Prior to the United Nations’ green summit in Rio de Janeiro Bjorn Lomborg said “Turn On the Lights — Please: Poverty Pollutes.” Bjorn is author of ‘The Skeptical Environmentalist‘ and directs the Copenhagen Consensus Centre
Bjorn believes at this summit concern for development ‘almost entirely slid off the negotiating table’… lip service being paid to poverty eradication as westerners focussd on ‘sustainability’.
Was the summit’s ‘sustainable’ branding deliberate as this is an easier ‘sell’ though global warming is real?
The trouble is that almost every aspect of modern civilization is powered by fossil fuels and where are the cheaper alternatives?
The abatement in CO2 emissions has been minuscule. Even the European Union, the treaty’s most enthusiastic supporter, has simply shifted much of its industrial production (and the resulting greenhouse-gas generation) to countries not covered by the Protocol, like China.
Bjorn maintains that green technological ‘solutions’ like solar panels and biofuels are not yet the answer while they are more expensive.
Germany, the world’s largest per capita consumer of solar energy, produces just 0.3 percent of its energy this way. And to achieve this No. 1 status, the country has paid $130 billion for $12 billion worth of energy. The net reduction in CO2 emissions will slow the pace of global warming just 23 hours by the end of the century.
Biofuel production consumes 40 percent of the US corn harvest and it supplies only 4 percent of the transport fuel used here. The expansion of biofuel crops is resulting in higher food prices and increased hunger.
Bjorn is adamant that we will get nowhere until we can make green energy less expensive than fossil fuels.
Approximately 900 million people are malnourished
Every year roughly 15 million deaths — a quarter of the world’s total — are caused by diseases that are easily and cheaply curable.
About 0.06 percent of all deaths in the developing world are the result of extreme weather.
1. Indoor air pollution is one of the biggest environmental killers – a problem unfamiliar to most people in rich countries. We take for granted switching on heat and light but 3 billion people in developing nations must use fuels like cardboard or dung to cook their food and try to warm their homes with an annual death toll of from breathing the smoke of these fires at least 1.4 million.
Outdoor air pollution is estimated to kill another 1 million people a year in the developing nations. Almost 7 percent of all deaths in the developing world come from air pollution…more than 100 times the toll from floods, droughts, heat waves, and storms.
2. The lack of clean drinking water, sanitation and hygiene leads to about 7 percent of all deaths in the developing world – almost 3 million deaths each year.
3. Poverty: More than 1 billion people subsist on less than $1.25 a day so worrying about environmental issues is a distant luxury.
“If your family is freezing, you will cut down the last tree for fuel; if they are starving, you will strip the land bare to feed them. And if you have no certainty about the future, you will provide for it in the only way possible: by having more children to care for you in your old age, regardless of how much they will add to humanity’s demands on the planet.
Recent history suggests that when living standards go up, people and societies reduce their pollution, stop cutting down forests, and stop dying from dirty air and bad water.In short, helping people to emerge from poverty is one of the best things we can do for the environment.”
In a report on ‘green jobs’ published last year by the International Labor Organization, the UN itself declared the world’s current economic model a failure:
“The model of growth and development pursued in the last decades has not delivered the inclusive growth and sustainable development aspired to by people around the world.”
The proportion of people living in absolute poverty has dropped massively, from 52 percent in 1981 to 22 percent today.
With the current economic model, the UN’s own climate panel is forecasting an extreme reduction of poverty worldwide over the coming century.
Per capita income in the developing world is projected to grow to more than 23 times the 2000 level by the year 2100. So how can the UN argue that such economic growth needs to be overturned and replaced with a
“complete transformation of technology on which human economic activity is based”?

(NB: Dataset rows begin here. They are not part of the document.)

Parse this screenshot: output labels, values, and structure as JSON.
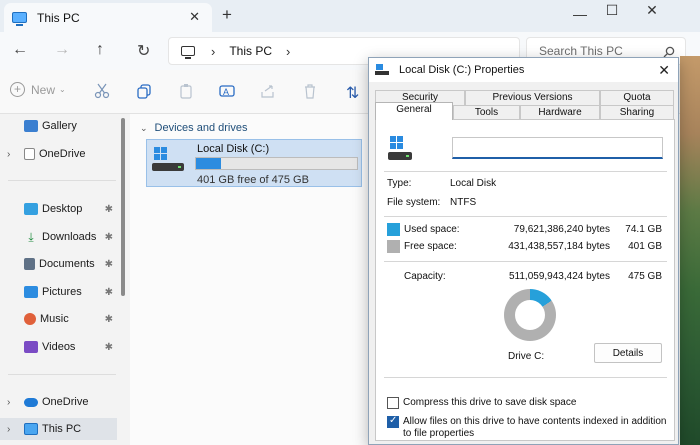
{
  "window": {
    "tab_title": "This PC",
    "tab_close": "✕",
    "new_tab": "+",
    "minimize": "—",
    "maximize": "☐",
    "close": "✕"
  },
  "navbar": {
    "back": "←",
    "forward": "→",
    "up": "↑",
    "refresh": "↻",
    "separator": "›",
    "breadcrumb": "This PC",
    "search_placeholder": "Search This PC"
  },
  "toolbar": {
    "new_label": "New",
    "new_caret": "⌄",
    "sort_icon": "⇅"
  },
  "sidebar": {
    "items": [
      {
        "label": "Gallery"
      },
      {
        "label": "OneDrive"
      },
      {
        "label": "Desktop"
      },
      {
        "label": "Downloads"
      },
      {
        "label": "Documents"
      },
      {
        "label": "Pictures"
      },
      {
        "label": "Music"
      },
      {
        "label": "Videos"
      },
      {
        "label": "OneDrive"
      },
      {
        "label": "This PC"
      }
    ],
    "pin": "📌",
    "chevron": "›"
  },
  "content": {
    "group_label": "Devices and drives",
    "group_chevron": "⌄",
    "drive": {
      "name": "Local Disk (C:)",
      "free_text": "401 GB free of 475 GB",
      "used_fraction": 0.156
    }
  },
  "dialog": {
    "title": "Local Disk (C:) Properties",
    "close": "✕",
    "tabs_row1": [
      "Security",
      "Previous Versions",
      "Quota"
    ],
    "tabs_row2": [
      "General",
      "Tools",
      "Hardware",
      "Sharing"
    ],
    "active_tab": "General",
    "name_value": "",
    "type_label": "Type:",
    "type_value": "Local Disk",
    "fs_label": "File system:",
    "fs_value": "NTFS",
    "used_label": "Used space:",
    "used_bytes": "79,621,386,240 bytes",
    "used_gb": "74.1 GB",
    "free_label": "Free space:",
    "free_bytes": "431,438,557,184 bytes",
    "free_gb": "401 GB",
    "capacity_label": "Capacity:",
    "capacity_bytes": "511,059,943,424 bytes",
    "capacity_gb": "475 GB",
    "drive_caption": "Drive C:",
    "details_button": "Details",
    "compress_label": "Compress this drive to save disk space",
    "compress_checked": false,
    "index_label": "Allow files on this drive to have contents indexed in addition to file properties",
    "index_checked": true,
    "used_color": "#26a0da",
    "free_color": "#b0b0b0",
    "used_fraction": 0.156
  }
}
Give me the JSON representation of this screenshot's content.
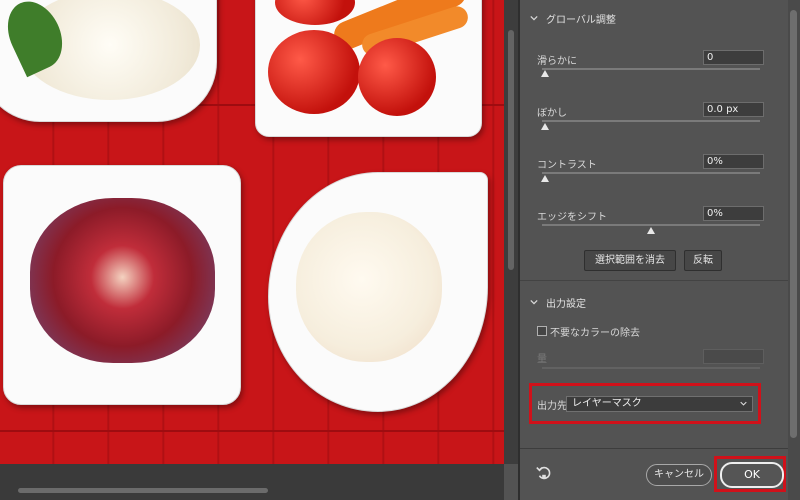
{
  "global_section": {
    "title": "グローバル調整"
  },
  "smooth": {
    "label": "滑らかに",
    "value": "0",
    "level": 0
  },
  "feather": {
    "label": "ぼかし",
    "value": "0.0 px",
    "level": 0
  },
  "contrast": {
    "label": "コントラスト",
    "value": "0%",
    "level": 0
  },
  "shift_edge": {
    "label": "エッジをシフト",
    "value": "0%",
    "level": 0.5
  },
  "buttons": {
    "clear_selection": "選択範囲を消去",
    "invert": "反転",
    "cancel": "キャンセル",
    "ok": "OK"
  },
  "output_section": {
    "title": "出力設定"
  },
  "decontaminate": {
    "label": "不要なカラーの除去",
    "checked": false
  },
  "amount": {
    "label": "量"
  },
  "output_to": {
    "label": "出力先",
    "value": "レイヤーマスク"
  },
  "colors": {
    "panel": "#535353",
    "highlight": "#d0111a",
    "table_red": "#c81518"
  },
  "icons": [
    "chevron-down-icon",
    "reset-icon",
    "dropdown-caret-icon"
  ]
}
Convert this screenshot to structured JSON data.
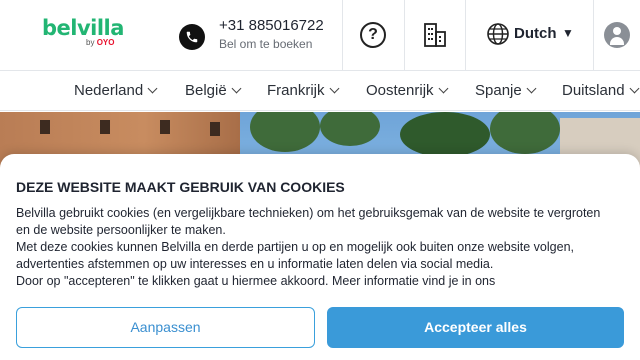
{
  "header": {
    "logo_text": "belvilla",
    "logo_sub_prefix": "by",
    "logo_sub_brand": "OYO",
    "phone_number": "+31 885016722",
    "phone_caption": "Bel om te boeken",
    "help_glyph": "?",
    "language": "Dutch",
    "icons": [
      "phone-icon",
      "help-icon",
      "building-icon",
      "globe-icon",
      "caret-down-icon",
      "account-icon"
    ]
  },
  "nav": {
    "countries": [
      "Nederland",
      "België",
      "Frankrijk",
      "Oostenrijk",
      "Spanje",
      "Duitsland"
    ]
  },
  "cookie": {
    "title": "DEZE WEBSITE MAAKT GEBRUIK VAN COOKIES",
    "paragraph_1": "Belvilla gebruikt cookies (en vergelijkbare technieken) om het gebruiksgemak van de website te vergroten en de website persoonlijker te maken.",
    "paragraph_2": "Met deze cookies kunnen Belvilla en derde partijen u op en mogelijk ook buiten onze website volgen, advertenties afstemmen op uw interesses en u informatie laten delen via social media.",
    "paragraph_3": "Door op \"accepteren\" te klikken gaat u hiermee akkoord. Meer informatie vind je in ons",
    "customize_label": "Aanpassen",
    "accept_label": "Accepteer alles"
  },
  "colors": {
    "brand_green": "#22b573",
    "oyo_red": "#e8112d",
    "accent_blue": "#3a9ad9"
  }
}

“Economic studies show that a successful Doha Round of the World Trade Organization talks would do between 100 and 1,000 times more good for Third World countries than any realistic climate deal could ever achieve..
We need to ask for our Earth Summit back..
no more Kyoto Protocols..
no more forest-destroying, hunger-inducing biofuels..
much more focus on green R&D to tackle global warming..
mostly it means smart investments that focus on the problems that matter most right now.. responding to poverty in ways that accomplish more than just making donors feel good about themselves..
Genuine sustainability and a truly green economy can be achieved only if we ensure real growth and development, the kind that will lift many more people out of poverty—the kind that will ultimately enable them to make responsible environmental decisions for themselves. This means getting the Doha Round of trade talks back on track.”
Powerful and logical..
1 Comment
I agree with most of Bjorn’s answers. But to achieve lasting sustainability military spending, including weapon production and subversive conflict provoking destructive responses need to change. Military conflicts are enormously destructive of human life, infrastructures and the environment whilst consuming an enormous amount off resources. How can we change the direction of the military/industrial complex?